Another squall passes across this piece of land.  The lambs in the pasture ask why, the sheep answer in throaty tremuloes.  It’s light out now, 7:30 am.  I woke in the dark, before six, tip-toed into my writing room, lit a candle, listened to the wind chimes and rain swishing along sideways.   A year ago, I came to Hawaii a day past my last radiation treatment:  burned, tired, fragile.  The wind has swept that year away.  I’ve reentered the stream – I want to say after what now seems a back eddy of cancer treatment and physical recovery – but the stream is actually a river, and there are many back-eddies.  And the river is big, a Colorado.  And I’m basically a feather upon it.

And I admit I really don’t know how to meditate or pray right; I just fake it.  When I sit there and listen to the wind, and suddenly get it, how much bigger all the world is than me, when I acknowledge I’m just a speck, a feather, well, first it’s exhilarating, but then my thoughts engage, and I wonder, isn’t this what I was studying during all of those meditation retreats, reading all of those books, letting go of desire, accepting that I’m nothing, dissolving the edges of self?  But Buddhism isn’t actually my religion, I’m finding.  I’d get an F for my methods in front of the altar, my black notebook with its scribbled lists of gratitudes and prayers.   Even with that wind unceasing, I still want my specific life, and the wind gives it to me, the permission to want what I want, without hope of receiving anything.  It doesn’t make promises.  Just accepts all of my prayers into itself as it sweeps by, blind to my need and generous.  Mark Doty writes  “…there is something in the grand scale of dune and marsh and sea room for all of human longing, placed firmly in context by the larger world:  small, our flames are, though to us raging, essential.”  There is something, also, in the grad scale of this wind.

He writes that his lover Wally never stopped desiring things.  A few weeks before death, he wanted a puppy, so they got one.  Doty describes a photograph he took of Wally, in his hospital bed, reaching out to stroke the puppy.  “That is how I will always see my love:  reaching toward a world he cannot hold and loving it no less, not a stroke less.”

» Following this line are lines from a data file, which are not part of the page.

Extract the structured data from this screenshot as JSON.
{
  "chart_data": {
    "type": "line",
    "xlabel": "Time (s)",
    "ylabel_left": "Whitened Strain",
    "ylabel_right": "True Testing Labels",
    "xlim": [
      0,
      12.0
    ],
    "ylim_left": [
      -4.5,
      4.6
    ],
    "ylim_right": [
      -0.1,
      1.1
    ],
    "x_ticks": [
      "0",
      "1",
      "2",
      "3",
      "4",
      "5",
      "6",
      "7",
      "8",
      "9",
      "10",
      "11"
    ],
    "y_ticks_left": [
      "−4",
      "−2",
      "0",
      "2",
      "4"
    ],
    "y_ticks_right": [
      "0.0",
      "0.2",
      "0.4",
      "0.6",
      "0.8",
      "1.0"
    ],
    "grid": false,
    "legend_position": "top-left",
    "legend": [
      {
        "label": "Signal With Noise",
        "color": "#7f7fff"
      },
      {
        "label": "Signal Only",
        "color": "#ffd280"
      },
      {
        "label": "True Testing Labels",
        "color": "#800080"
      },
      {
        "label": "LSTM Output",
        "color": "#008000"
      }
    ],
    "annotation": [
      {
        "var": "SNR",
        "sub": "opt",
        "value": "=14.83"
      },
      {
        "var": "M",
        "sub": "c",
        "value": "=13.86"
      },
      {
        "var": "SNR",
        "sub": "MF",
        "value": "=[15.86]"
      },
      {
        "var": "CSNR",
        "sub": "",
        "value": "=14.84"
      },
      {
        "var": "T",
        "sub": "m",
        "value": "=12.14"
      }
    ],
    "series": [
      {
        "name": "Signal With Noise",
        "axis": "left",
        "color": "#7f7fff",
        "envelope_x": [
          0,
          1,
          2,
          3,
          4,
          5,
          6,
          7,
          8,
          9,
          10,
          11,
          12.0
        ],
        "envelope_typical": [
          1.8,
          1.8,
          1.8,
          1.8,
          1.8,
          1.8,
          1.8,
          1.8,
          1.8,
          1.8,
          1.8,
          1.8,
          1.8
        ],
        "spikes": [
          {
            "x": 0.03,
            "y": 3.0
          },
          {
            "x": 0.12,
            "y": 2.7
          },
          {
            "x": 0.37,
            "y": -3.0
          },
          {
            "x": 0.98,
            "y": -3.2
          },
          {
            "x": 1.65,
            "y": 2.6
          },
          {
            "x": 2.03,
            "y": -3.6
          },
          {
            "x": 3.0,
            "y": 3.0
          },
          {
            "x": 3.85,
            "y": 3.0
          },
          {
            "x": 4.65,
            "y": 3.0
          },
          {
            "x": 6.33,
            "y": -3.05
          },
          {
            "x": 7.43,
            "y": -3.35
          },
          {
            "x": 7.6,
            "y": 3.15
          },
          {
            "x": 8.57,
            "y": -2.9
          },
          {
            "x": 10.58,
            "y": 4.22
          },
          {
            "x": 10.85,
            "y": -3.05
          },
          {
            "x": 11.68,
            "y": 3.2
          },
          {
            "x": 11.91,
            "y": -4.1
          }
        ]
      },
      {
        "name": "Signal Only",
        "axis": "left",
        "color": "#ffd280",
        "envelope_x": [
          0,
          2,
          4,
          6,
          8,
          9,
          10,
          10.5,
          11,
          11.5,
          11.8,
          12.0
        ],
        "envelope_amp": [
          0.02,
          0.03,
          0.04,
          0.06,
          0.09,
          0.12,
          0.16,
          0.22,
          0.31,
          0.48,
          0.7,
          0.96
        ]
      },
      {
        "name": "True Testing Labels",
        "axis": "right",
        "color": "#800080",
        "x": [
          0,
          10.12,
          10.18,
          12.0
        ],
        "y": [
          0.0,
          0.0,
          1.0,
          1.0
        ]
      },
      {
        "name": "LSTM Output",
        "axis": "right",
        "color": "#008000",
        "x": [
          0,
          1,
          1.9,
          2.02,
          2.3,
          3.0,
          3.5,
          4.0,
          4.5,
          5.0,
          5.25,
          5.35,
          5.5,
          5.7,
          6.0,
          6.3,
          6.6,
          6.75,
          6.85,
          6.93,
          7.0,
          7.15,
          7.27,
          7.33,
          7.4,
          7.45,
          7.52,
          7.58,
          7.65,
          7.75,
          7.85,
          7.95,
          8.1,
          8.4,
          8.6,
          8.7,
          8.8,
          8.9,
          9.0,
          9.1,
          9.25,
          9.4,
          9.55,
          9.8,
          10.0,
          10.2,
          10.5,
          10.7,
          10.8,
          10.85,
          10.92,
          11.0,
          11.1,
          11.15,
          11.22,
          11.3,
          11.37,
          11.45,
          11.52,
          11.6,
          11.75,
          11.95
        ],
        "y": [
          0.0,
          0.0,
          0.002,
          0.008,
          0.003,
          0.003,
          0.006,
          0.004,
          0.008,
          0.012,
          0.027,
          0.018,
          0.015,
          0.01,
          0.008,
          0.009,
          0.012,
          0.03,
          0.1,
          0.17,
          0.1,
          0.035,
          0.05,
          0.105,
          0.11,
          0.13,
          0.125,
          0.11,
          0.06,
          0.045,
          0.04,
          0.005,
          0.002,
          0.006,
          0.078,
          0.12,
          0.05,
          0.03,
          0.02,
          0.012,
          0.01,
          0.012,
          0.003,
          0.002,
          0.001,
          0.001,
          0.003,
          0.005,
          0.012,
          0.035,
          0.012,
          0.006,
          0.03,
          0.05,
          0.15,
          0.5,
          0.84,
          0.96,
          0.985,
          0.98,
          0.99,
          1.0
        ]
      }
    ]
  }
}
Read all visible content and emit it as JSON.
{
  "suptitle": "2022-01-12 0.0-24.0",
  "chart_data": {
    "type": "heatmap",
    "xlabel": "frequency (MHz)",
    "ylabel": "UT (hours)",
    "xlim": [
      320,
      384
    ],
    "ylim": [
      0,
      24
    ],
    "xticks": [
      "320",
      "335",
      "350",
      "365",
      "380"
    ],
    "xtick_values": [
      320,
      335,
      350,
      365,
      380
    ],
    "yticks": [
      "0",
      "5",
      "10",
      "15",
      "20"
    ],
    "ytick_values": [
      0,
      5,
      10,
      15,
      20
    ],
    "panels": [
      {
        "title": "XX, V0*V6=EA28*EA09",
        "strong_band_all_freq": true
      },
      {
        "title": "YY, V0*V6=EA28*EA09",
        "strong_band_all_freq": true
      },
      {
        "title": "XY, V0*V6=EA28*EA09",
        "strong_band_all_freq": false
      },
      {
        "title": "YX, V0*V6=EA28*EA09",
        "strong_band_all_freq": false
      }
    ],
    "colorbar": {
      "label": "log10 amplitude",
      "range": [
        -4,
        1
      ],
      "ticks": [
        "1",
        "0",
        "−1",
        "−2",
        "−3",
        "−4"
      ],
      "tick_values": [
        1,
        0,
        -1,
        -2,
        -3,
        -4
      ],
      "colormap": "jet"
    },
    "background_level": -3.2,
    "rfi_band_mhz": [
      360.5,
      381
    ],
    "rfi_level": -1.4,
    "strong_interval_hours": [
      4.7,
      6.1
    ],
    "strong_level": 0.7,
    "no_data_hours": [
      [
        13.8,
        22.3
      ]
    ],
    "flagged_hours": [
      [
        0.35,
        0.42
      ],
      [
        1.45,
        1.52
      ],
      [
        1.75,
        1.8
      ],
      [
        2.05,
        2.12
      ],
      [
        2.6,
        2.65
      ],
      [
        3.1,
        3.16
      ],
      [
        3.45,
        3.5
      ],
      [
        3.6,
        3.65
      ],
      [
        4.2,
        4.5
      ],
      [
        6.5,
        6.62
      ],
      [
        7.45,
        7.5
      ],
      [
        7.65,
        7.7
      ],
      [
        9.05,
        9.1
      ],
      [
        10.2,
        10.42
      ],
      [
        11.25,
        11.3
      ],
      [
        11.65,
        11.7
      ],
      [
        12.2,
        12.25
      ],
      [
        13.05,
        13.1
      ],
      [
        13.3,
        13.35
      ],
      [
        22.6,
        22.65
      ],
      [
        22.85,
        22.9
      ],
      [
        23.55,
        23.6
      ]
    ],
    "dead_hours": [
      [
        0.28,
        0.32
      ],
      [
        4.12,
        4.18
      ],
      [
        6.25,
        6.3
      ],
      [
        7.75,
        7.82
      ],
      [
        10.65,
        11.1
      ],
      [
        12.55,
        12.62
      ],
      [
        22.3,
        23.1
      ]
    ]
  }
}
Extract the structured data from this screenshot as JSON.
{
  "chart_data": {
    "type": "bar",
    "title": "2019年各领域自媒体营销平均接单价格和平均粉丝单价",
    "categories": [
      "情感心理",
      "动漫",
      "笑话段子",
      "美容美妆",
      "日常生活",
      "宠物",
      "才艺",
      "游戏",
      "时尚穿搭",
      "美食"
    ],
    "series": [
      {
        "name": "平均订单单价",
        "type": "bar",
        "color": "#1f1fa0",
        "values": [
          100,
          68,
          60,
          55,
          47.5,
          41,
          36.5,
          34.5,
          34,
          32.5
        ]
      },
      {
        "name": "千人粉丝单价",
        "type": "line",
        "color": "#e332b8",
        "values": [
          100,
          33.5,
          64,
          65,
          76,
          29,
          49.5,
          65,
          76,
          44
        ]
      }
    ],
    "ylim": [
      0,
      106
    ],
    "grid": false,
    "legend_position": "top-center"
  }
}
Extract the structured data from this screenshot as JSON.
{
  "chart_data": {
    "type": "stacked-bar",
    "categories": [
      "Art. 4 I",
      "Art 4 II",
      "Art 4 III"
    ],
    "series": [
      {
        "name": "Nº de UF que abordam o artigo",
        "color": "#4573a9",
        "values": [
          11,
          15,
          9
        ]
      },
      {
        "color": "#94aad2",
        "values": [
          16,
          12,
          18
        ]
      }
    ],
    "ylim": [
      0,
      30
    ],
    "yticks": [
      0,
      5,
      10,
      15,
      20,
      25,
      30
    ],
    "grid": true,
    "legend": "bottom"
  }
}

Even though I don’t believe the wind will grant me what I want, I ask anyway, and every morning I say thanks for all that is given, unasked for.  The oddest things.  Yesterday, changing in the car after swimming, crowded in the backseat with my two step-daughters, awkwardly transferring my breast prosthesis from my running bra to my regular bra, I reached across and slapped my step-daughter on the thigh with with the silicone mound, and then all three of them, my step-kids, Elli, Lars and Eve, passed the damn thing around, squeezed it, admired its squishiness.  We laughed crazily.  “There is something very wrong about this,” I said.  And there was, something wonderfully wrong.  And something just as wrong about the way I prayed this morning, in gratitude for the gift of our irreverence.  For that very wrongness.  And then the wind swept it all away.